Just as an example, groups that are supposed to know about human beings and to be peaceful--the Christian church, the psychoanalytic movement, and the peace movement--are constantly splintering and fighting with each other. And somehow for sixty years, AA has kept two million very diverse individuals, who in their past lives were often a lot less peaceful than the Christians, the psychoanalysts, and the advocates of peace, working together for a common good.
I'm not sure that's a challenge to the Fellowship, or necessary to keep people sober. It's simply to me a challenge that people appreciate the depth of this message, which is expressed more in the Twelve Traditions and Twelve Concepts that in the Twelve Steps.

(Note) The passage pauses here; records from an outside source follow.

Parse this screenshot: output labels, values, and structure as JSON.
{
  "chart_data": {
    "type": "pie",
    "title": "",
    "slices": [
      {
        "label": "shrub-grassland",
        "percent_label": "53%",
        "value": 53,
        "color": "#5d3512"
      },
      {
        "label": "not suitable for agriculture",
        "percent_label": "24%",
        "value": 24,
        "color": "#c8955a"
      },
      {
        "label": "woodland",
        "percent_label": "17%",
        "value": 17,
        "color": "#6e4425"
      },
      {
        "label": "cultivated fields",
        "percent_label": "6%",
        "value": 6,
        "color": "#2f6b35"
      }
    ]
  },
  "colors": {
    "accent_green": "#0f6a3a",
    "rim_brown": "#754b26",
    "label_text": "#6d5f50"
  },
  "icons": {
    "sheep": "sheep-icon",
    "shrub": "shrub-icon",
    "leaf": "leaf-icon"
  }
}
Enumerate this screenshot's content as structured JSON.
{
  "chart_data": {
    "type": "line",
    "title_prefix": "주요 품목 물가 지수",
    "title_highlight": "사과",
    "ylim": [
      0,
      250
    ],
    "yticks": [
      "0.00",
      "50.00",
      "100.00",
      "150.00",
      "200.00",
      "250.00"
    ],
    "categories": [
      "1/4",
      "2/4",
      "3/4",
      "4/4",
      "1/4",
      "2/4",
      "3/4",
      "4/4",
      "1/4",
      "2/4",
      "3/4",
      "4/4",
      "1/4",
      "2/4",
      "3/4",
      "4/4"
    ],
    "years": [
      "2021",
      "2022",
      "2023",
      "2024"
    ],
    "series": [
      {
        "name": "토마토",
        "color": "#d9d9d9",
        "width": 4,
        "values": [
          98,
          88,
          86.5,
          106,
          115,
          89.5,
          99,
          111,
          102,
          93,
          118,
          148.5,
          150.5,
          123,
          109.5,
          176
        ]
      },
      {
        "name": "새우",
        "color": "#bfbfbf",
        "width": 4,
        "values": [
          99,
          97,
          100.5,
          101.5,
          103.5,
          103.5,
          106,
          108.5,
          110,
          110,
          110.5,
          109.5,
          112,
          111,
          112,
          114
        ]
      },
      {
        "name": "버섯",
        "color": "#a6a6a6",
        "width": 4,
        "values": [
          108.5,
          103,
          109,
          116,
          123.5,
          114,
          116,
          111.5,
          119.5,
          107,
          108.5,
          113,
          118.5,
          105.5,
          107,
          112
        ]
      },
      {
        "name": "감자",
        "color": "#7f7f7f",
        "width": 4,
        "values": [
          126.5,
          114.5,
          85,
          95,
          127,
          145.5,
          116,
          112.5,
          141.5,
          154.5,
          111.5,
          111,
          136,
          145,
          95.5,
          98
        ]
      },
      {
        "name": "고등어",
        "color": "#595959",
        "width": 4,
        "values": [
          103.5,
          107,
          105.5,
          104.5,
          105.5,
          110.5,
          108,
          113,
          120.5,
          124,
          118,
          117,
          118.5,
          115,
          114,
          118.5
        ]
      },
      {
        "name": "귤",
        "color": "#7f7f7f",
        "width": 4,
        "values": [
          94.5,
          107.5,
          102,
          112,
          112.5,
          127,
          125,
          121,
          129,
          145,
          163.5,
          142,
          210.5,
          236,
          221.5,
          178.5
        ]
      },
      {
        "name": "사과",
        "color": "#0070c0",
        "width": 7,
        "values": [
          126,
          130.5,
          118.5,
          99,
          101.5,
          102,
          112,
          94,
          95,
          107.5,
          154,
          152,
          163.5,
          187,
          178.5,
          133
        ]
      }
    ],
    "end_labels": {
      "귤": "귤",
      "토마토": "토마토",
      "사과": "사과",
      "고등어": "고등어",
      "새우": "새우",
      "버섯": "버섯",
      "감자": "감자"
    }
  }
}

When you spoke of religious skeptics or of those fearful that AA might have a religious agenda, were you thinking of professionals in the field of alcoholism, or alcoholics themselves?
Oh, both. Alcoholics, because of the shame, are enormously sensitive to exclusion. So to say, "If you want what we have, you have to believe in a higher power; you have to be spiritual, or you have to fake it till you make it" is enormously threatening to some people. They're still at a point of self-absorption; the idea of depending on a power greater than themselves is something they're going to have to learn. Think of it this way: there are a lot of things parents believe, like the value of working hard and completing an education, that make no sense to an eighteen-year-old. And for some alcoholics, spirituality is like one of those things that you learn when you get older. AA has to constantly remind itself that it needs to meet people where they are and that it can only make loving suggestions.
Bill W. spells out very clearly that Alcoholics Anonymous is not a religion. And he makes it clear that there should be nothing about AA that excludes anyone who's a suffering alcoholic. But how you get people who've grown up in one tradition to understand how the world looks to people who've grown up in another takes ongoing discussion. Universality is very hard to achieve. And AA, in its effort of world unity, is constantly having to evolve. It's not a question of changing. It's a process of growth.